The Planetarium Dunes of Mars does so by a dial that is made from red aventurine. This manufactured glass-like material is not uncommonly used in watchmaking, but it is primarily blue. In this color, it resembles the night sky, but in red, it gets a different character. With a grainy look, in which you see flashes of gold as light hits the dial, it resembles red sand. This makes the name of the watch, Dunes of Mars, very appropriate.
A sense of depth is created by the CVDK logo at twelve o’clock, flanked on each side by three roman numerals that all lie on top of the dial. In between, there is a subdial that indicates the date and the month. This also sits on top of the dial, just like the planetarium, which gets center stage at the bottom half of the dial. It is the smallest of its kind in the world and shows the orbits of Mercury, Venus, Earth, Mars, Jupiter, and Saturn around the Sun. As you see Mercury making more than three complete rounds in a year, it takes Saturn 29.46 years to go around just once.
The watch is powered by caliber CVDK7386, which is fitted with two mainspring barrels, giving it a power reserve of 96 hours. The movement can be admired through the sapphire insert in the caseback, and it includes a beautifully decorated oscillating weight. CVDK offers the Planetarium Dunes of Mars in pink gold for €70,000 (approximately $73,500) or white gold for € 75,300 (approximately $79,000). As is traditional for the brand, a steel version is also available, with pricing marked at €49,500 (approximately $52,000). CVDK will make only six pieces in each of the different types of metal.

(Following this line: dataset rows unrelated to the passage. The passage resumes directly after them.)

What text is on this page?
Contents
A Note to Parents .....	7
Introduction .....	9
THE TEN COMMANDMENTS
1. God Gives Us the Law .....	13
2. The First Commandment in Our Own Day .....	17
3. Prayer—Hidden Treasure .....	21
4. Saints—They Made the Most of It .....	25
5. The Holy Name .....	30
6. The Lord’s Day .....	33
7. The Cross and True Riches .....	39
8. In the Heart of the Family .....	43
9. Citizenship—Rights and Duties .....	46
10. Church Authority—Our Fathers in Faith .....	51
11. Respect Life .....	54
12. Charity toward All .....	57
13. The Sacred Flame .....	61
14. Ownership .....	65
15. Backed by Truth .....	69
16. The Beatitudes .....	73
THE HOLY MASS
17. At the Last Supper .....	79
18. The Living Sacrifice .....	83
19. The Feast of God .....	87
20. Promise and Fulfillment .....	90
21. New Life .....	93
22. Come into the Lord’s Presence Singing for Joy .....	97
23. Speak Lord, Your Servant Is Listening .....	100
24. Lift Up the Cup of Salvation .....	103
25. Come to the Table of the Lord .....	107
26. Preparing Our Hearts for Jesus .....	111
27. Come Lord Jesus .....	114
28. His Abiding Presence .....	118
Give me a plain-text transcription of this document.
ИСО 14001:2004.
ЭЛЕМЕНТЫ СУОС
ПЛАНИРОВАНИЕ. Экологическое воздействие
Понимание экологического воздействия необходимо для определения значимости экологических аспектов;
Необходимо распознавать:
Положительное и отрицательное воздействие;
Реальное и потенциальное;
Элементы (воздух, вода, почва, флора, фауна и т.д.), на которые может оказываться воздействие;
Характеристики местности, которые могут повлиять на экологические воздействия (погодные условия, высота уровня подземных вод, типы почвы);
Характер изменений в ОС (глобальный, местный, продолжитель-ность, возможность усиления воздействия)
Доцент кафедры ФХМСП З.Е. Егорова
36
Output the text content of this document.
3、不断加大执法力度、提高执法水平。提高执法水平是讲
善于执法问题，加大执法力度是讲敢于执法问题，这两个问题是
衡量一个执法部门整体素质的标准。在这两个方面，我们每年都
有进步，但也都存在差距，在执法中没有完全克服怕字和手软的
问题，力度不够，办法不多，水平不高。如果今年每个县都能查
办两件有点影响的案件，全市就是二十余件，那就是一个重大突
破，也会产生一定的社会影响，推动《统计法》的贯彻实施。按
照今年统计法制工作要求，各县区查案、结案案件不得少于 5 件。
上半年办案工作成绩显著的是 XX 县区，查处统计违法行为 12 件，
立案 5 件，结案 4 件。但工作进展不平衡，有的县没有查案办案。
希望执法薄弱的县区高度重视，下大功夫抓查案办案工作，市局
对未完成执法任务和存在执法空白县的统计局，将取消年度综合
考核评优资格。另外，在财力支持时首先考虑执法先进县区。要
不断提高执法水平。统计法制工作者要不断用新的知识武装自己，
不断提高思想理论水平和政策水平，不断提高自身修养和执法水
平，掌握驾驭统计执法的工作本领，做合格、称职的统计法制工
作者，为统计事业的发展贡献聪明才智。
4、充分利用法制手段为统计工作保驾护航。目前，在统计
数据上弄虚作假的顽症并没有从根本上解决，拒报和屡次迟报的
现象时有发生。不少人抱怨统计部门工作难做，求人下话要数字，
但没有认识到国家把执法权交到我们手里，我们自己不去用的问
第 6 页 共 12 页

While I love what the pink gold does to the red aventurine dial, it might be too rich a combination for some. In stainless steel, the Planetarium Dunes of Mars becomes very wearable and can easily be somebodies daily watch. That leaves the white gold version because why would you pay a premium when it looks so similar to stainless steel? Because you know it’s gold and are reminded of it because of the heft, and also because a connoisseur will appreciate the slightly different color and softer reflection of light of the precious metal.